Aynı dönemlerde kalemler silgilerle birleşmeye başlıyor. Hymen Lipman tarafından geliştirilen ve sonuna silgi entegre edilmiş kalem tasarımı patent alıyor.

Kurşun Kalemin Altın Çağı

  1. yüzyılın başlarında kurşun kalem, bir işlev nesnesi olmaktan çıkarak bir sembol, bir aidiyet ifadesi hâline geliyor.
  • Blackwing 602: “Half the pressure, twice the speed” sloganıyla yaratıcı yazarlara hitap etti.
  • Tombow Mono 100: Japon işçiliğiyle yüksek yoğunluklu çizim kalemleri sundu.
  • Mitsubishi Hi-Uni: Grafit ve kil oranında mükemmelliği yakalayan mühendislik ürünü oldu.

Kalemler artık yalnızca yazmaya değil, kimlik bildirimine de hizmet ediyordu. Ahşap rengi, uç sertliği, silgi tipi gibi ayrıntılar bile kullanıcı profiliyle örtüşmeye başladı.

Modern Kurşun Kalemler: Estetik, Sürdürülebilirlik ve Koleksiyonculuk

Bugün kurşun kalemler üç ana çizgide ilerliyor:

  1. Gündelik Kullanım Kalemleri: HB uçlu, silgili, genellikle okul ve ofis için üretilen uygun fiyatlı ürünler.
  2. Sanatçı Kalemleri: Farklı uç sertliklerinde, keskin çizim yapmaya uygun, sıkı toleransla üretilmiş modeller.
  3. Premium Koleksiyon Kalemleri: Blackwing Volumes, Caran d’Ache 849 Wood serisi gibi estetik ve kültürel kimlik taşıyan özel tasarımlar.

Sürdürülebilirlik de bu çağın önemli bir parçası. FSC sertifikalı ahşap kullanımı, doğal vernikler ve değiştirilebilir silgi sistemleri gibi özelliklerle modern kurşun kalemler çevreci bilinçle tasarlanıyor.

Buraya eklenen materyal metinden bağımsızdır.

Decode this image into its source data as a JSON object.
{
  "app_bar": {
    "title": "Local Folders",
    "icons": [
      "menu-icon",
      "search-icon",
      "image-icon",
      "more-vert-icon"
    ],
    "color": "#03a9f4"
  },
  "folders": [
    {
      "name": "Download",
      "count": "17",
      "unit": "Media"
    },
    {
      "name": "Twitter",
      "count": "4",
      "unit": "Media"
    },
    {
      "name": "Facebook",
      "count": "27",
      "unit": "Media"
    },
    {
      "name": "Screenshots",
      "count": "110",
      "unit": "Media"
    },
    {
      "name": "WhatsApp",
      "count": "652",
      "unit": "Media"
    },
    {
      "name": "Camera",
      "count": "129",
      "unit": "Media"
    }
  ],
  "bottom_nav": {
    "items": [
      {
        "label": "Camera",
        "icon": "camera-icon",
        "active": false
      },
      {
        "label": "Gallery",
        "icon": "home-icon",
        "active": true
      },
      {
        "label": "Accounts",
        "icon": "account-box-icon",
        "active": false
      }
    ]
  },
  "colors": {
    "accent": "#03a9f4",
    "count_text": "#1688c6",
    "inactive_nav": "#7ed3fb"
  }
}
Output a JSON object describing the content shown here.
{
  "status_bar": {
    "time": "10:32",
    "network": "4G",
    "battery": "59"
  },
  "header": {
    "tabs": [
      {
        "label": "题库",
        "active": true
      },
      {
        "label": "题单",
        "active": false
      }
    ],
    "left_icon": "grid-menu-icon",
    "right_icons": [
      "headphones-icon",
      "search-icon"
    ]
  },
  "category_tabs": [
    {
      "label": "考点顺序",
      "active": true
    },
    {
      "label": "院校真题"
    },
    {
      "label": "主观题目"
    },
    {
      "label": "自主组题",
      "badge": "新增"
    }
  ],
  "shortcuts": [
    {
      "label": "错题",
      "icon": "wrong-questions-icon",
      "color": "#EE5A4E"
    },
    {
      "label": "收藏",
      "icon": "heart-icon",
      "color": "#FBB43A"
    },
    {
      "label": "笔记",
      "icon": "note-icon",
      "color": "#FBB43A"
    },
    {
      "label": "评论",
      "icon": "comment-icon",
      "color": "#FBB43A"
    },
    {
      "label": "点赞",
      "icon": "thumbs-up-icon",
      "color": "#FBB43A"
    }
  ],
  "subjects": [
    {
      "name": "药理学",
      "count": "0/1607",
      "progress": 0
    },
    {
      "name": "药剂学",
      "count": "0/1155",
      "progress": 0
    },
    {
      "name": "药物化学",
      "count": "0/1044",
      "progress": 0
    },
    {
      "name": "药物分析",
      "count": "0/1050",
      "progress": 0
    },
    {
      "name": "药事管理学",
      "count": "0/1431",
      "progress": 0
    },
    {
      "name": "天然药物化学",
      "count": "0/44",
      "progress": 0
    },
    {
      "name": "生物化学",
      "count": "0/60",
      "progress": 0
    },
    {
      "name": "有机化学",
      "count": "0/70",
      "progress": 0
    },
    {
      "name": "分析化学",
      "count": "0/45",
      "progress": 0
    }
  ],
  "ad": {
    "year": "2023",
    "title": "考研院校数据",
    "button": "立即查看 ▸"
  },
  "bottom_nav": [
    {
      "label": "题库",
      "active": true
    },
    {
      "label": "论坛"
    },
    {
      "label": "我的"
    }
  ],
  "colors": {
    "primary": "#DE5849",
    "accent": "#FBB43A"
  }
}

Kurşun Kalem Neden Hâlâ Var?

Dijitalleşen dünyada hâlâ kurşun kalemle yazmak isteyen milyonlarca insan var. Bunun birkaç nedeni:

  • Dijitalden uzaklaşma arzusu: Kalem, düşünceyi doğrudan taşıyan fiziksel bir araçtır. Dikkati toplar.
  • Yanlış yapabilme lüksü: Kurşun kalem silinebilir; hata yapmaya izin verir.
  • Yavaşlatan bir ritüel: Yazarken düşünmeye, düşünürken sadeleşmeye imkân tanır.
  • Estetik bir tercih: Ahşap gövde, kokusu, ses çıkarmayan yazımı… Tüm duyulara hitap eder.

Ucundaki Gölgede Tarih Var

Kurşun kalem basit görünse de, ardında dev bir tarihin, kimya biliminin, tasarımın ve kültürün izlerini taşır. Bugün elimize aldığımız o sade ahşap çubuk, aslında zamanın bir parçasını tutmamıza aracılık eder. Üstelik kalemler, sadece yazmaz; hatırlar, saklar, aktarır.

Eğer bir gün raflarda bir Blackwing, bir Staedtler Mars Lumograph ya da bir Mitsubishi Hi-Uni görürseniz; sadece fiyatına, sertliğine bakmayın. Bir dönemin mühendisliğine, estetiğine ve kültürüne bakıyor olacaksınız.

Çünkü kurşun kalemin tarihi, -bilhassa dolma kalem gibi- insanlığın kendini ifade etme tarihidir.